Le rapport identifie le cœur électoral de la gauche aujourd’hui. Ce cœur électoral – c’est-à-dire l’électorat « naturel » de la gauche, celui qui vote le plus à gauche – est en apparence composite. Il réunit : les quartiers populaires (avec notamment la France de la diversité), qui votent à 80% à gauche en 2007 ; les jeunes (70%) ; et les femmes, historiquement conservatrices mais qui basculent aujourd’hui nettement à gauche (plus de 60% aux dernières élections régionales).
Cet électorat est plus unifié qu’il n’y paraît. Il réunit avant tout les outsiders de la société, ceux qui cherchent à y rentrer, notamment sur le marché du travail, mais n’y parviennent que difficilement. Ils ont du mal car ils sont la principale variable d’ajustement d’une société qui, face à la crise, sacrifie les nouveaux entrants. Ils ont besoin de l’aide de la puissance publique pour s’émanciper – les jeunes pour briser le plafond de verre qui les empêche d’accéder à un premier emploi stable, les femmes pour leur permettre d’articuler vie familiale et vie professionnelle, les quartiers populaires pour cesser d’être discriminés. Ils partagent également les mêmes valeurs culturelles, progressistes : solidarité, ouverture, tolérance.
Cette nouvelle gauche en émergence n’est pas propre à la France. Elle est la même que celle qui se dessine partout en Europe, mais aussi en Amérique du Nord. Elle a porté au pouvoir tant Barack Obama que Jose-Luis Zapatero.
Ce nouveau cœur électoral est composé en grande partie par des Français issus des milieux populaires : les habitants des quartiers populaires, les minorités, les jeunes déclassés, les mères célibataires en situation précaire… Il est donc absurde de dire que les milieux populaires ont abandonné la gauche : au contraire, ils sont toujours au cœur de son électorat naturel.

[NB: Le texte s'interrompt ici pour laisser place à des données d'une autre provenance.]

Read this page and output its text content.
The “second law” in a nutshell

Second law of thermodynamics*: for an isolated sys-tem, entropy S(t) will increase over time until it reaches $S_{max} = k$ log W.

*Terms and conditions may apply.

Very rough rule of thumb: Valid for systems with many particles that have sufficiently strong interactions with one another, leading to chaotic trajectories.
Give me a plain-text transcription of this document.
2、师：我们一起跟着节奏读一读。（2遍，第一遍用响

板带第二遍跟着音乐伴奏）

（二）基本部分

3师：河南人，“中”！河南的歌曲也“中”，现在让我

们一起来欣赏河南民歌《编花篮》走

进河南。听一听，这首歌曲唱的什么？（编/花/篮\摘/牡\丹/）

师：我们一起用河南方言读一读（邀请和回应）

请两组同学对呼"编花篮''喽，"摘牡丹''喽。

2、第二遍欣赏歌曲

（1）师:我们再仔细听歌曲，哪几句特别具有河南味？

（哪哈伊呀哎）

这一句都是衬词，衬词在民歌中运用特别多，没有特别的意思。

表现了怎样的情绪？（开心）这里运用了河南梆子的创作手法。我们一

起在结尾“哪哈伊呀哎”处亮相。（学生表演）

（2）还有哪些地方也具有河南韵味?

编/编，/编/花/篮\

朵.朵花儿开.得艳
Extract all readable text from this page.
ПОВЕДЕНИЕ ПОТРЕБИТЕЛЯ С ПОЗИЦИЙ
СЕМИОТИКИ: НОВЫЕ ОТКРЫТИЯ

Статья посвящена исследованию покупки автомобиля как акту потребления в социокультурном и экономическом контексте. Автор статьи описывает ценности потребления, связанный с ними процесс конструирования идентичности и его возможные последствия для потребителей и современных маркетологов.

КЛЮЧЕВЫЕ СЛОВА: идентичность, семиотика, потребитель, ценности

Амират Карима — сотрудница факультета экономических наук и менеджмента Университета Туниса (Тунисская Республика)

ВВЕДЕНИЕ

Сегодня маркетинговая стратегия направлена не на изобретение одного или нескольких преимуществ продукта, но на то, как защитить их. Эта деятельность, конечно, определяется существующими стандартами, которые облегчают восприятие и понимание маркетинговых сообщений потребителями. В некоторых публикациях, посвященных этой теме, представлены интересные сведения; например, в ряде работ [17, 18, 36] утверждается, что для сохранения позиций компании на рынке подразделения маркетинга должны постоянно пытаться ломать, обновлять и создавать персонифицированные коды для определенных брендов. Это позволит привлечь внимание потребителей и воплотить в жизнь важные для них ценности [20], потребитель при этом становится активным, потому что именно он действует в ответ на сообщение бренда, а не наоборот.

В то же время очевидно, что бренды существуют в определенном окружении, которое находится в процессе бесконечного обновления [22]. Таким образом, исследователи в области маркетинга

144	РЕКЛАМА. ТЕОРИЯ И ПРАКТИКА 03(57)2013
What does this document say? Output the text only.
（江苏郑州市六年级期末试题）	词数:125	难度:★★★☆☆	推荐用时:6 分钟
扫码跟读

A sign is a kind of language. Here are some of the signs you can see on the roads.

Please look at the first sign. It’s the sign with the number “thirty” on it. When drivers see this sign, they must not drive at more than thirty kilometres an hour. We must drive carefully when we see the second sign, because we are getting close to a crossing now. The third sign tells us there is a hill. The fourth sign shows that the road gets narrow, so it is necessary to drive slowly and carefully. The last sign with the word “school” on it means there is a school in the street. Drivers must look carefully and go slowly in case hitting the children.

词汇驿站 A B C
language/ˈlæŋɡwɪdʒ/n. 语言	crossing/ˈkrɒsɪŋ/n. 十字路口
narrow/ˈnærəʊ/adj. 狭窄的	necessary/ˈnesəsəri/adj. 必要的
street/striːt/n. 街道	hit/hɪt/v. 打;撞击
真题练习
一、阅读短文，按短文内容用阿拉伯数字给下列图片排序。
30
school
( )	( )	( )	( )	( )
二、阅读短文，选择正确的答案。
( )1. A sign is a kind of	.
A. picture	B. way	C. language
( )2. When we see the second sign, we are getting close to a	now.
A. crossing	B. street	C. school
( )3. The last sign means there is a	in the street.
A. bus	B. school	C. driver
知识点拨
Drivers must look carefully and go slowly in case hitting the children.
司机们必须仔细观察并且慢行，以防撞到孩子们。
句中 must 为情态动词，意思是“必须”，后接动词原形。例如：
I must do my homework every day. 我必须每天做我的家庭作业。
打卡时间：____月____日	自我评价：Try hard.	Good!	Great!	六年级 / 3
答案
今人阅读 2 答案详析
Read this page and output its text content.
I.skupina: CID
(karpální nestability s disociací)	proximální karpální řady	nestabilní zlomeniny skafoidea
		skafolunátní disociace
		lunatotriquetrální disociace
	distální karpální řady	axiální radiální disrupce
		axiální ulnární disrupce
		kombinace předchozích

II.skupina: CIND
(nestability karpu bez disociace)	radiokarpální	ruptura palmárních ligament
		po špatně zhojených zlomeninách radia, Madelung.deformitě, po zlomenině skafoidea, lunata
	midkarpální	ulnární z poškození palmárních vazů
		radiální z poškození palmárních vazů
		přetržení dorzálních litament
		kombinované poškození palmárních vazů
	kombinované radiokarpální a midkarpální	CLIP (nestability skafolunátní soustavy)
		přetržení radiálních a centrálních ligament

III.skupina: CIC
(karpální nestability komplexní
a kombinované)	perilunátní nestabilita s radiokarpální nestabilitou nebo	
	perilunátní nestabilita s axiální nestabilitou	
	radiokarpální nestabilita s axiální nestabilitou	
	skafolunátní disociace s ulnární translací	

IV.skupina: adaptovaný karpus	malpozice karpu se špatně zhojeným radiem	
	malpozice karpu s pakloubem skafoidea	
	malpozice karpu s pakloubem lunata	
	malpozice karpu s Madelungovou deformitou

En revanche, le rapport de Terra Nova pointe une rupture électorale contemporaine : il n’y a plus de vote unifié de classe. Les classes populaires (ouvriers, employés) votaient hier massivement à gauche : 72% pour les ouvriers, au second tour de l’élection présidentielle de 1981. Ce n’est plus le cas aujourd’hui. Les classes populaires sont désormais divisées sur les valeurs. La grille de lecture pertinente n’est plus les classes sociales mais la division outsiders – insiders. Il y a d’un côté les milieux populaires déclassés, victimes du précariat, du chômage, de l’exclusion, et souvent discriminés : ceux-là sont au cœur de l’électorat naturel de la gauche. Il y a de l’autre les milieux populaires intégrés, qui ont un emploi stable, en CDI, mais qui, travaillés par la crise, ont peur du déclassement et sont tentés par le repli identitaire. Une partie de ces travailleurs, qui il y a trente ans votait à gauche, singulièrement pour le parti communiste, a basculé vers le Front national.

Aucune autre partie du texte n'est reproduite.